Herr Zhang ist in letzter Zeit sehr beunruhigt. Sein Außenhandelsunternehmen hat gerade einen Auftrag aus Europa erhalten, wurde aber bei der Zollanmeldung zurückgewiesen – die HS-Nummer auf dem Dokument war falsch ausgefüllt. Dies ist bereits das dritte Mal in diesem Jahr, dass durch Bedienungsfehler zusätzliche Kosten entstanden sind. Unternehmer wie Herr Zhang stehen vor einer gemeinsamen Entscheidung: Lohnt sich der Eigenimport und -export überhaupt?

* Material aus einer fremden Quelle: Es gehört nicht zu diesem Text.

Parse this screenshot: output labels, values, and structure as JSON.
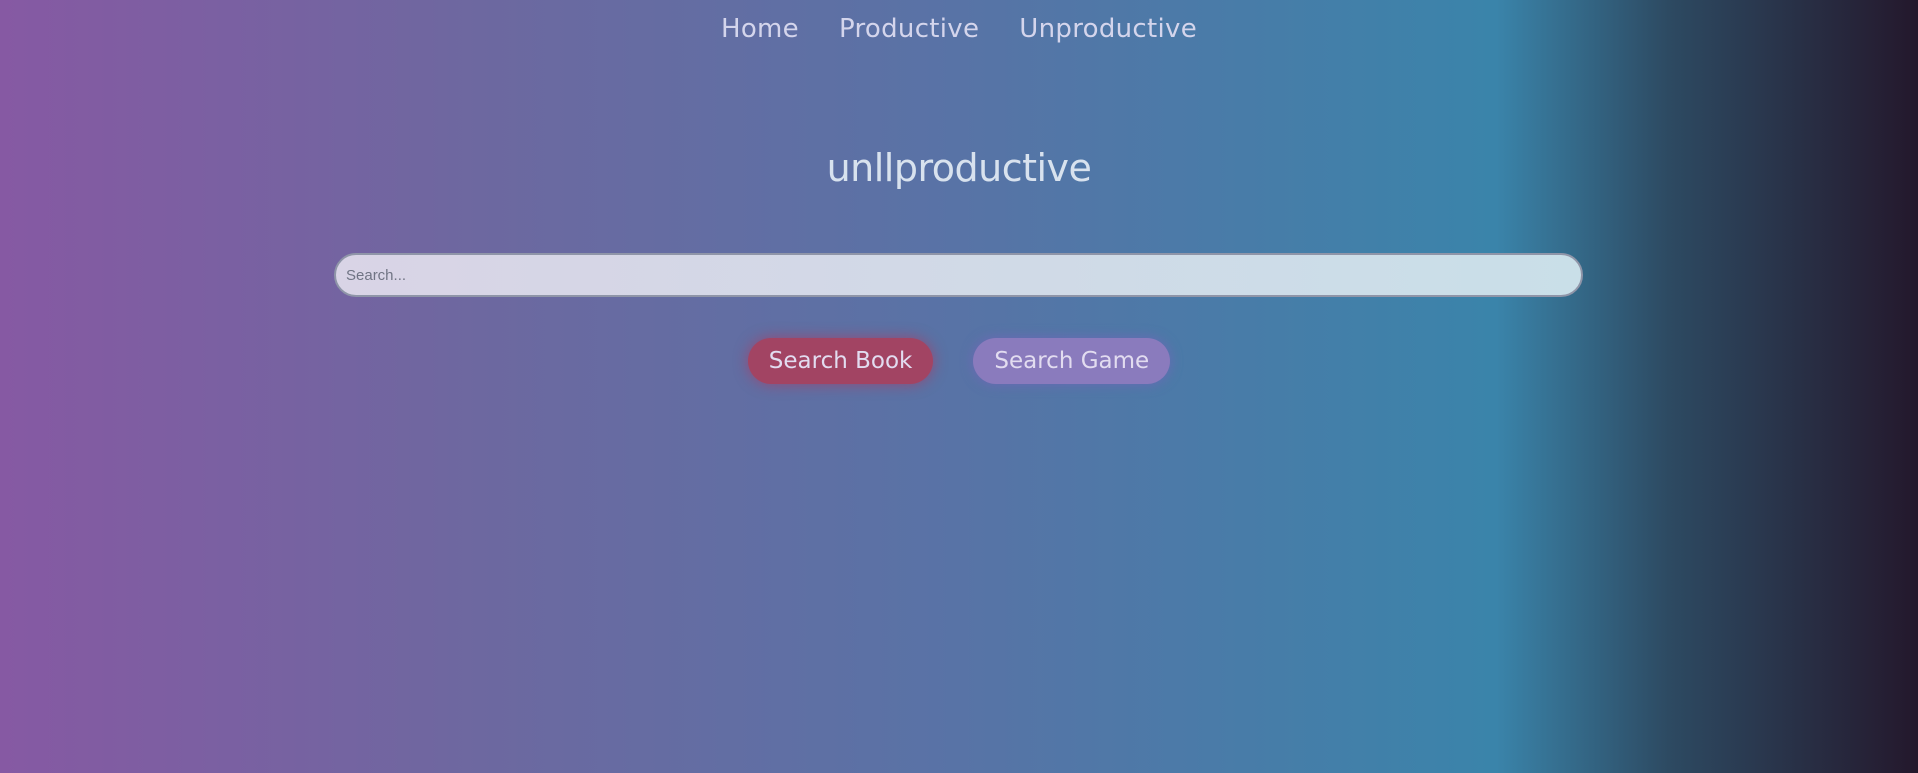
{
  "nav": {
    "items": [
      {
        "label": "Home"
      },
      {
        "label": "Productive"
      },
      {
        "label": "Unproductive"
      }
    ]
  },
  "logo": {
    "text": "unllproductive"
  },
  "search": {
    "value": "",
    "placeholder": "Search..."
  },
  "buttons": {
    "book_label": "Search Book",
    "game_label": "Search Game"
  },
  "colors": {
    "book_button": "#a24463",
    "game_button": "#8a7bbd"
  }
}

Die "süße Falle" des Eigenimports und -exports
Viele Unternehmen entscheiden sich für den Eigenimport und -export aus Kostengründen. Oberflächlich betrachtet entfallen die Agenturgebühren, aber die versteckten Kosten werden oft ignoriert:
- Das Jahresgehalt für Fachpersonal beginnt bei 200.000, was für kleine und mittlere Unternehmen schwer zu finanzieren ist.
- Die Kosten für die Zollanmeldung pro Sendung betragen etwa 3 Stunden, was 10 % der täglichen Arbeitsbelastung eines Vertriebsmitarbeiters entspricht.
- Die AEO-Zertifizierung durch den Zoll erfordert Investitionen von 150.000 bis 300.000 Yuan, mit jährlichen Wartungskosten von 50.000 Yuan.
Die Lektion von Frau Li ist typisch: Letztes Jahr hat sie ein eigenes Team aufgebaut, um 200 Sendungen abzuwickeln, wurde aber wegen falscher Klassifizierung mit einer Geldstrafe von 80.000 Yuan belegt, was 40 % höher war als die Gesamtkosten bei externer Beauftragung.
Die "unsichtbare Wertschöpfungskette" von Agenturdienstleistungen
Der Wert professioneller Agenturen geht weit über das Ausfüllen von Formularen und die Zollanmeldung hinaus:

- Durch Skaleneffekte werden die Kosten pro Sendung auf ein Drittel des Eigenimports reduziert.
- Eine global aktualisierte Handelsdatenbank vermeidet Compliance-Risiken.
- Nutzung von Kooperationskanälen zur Erzielung besserer Frachtraten.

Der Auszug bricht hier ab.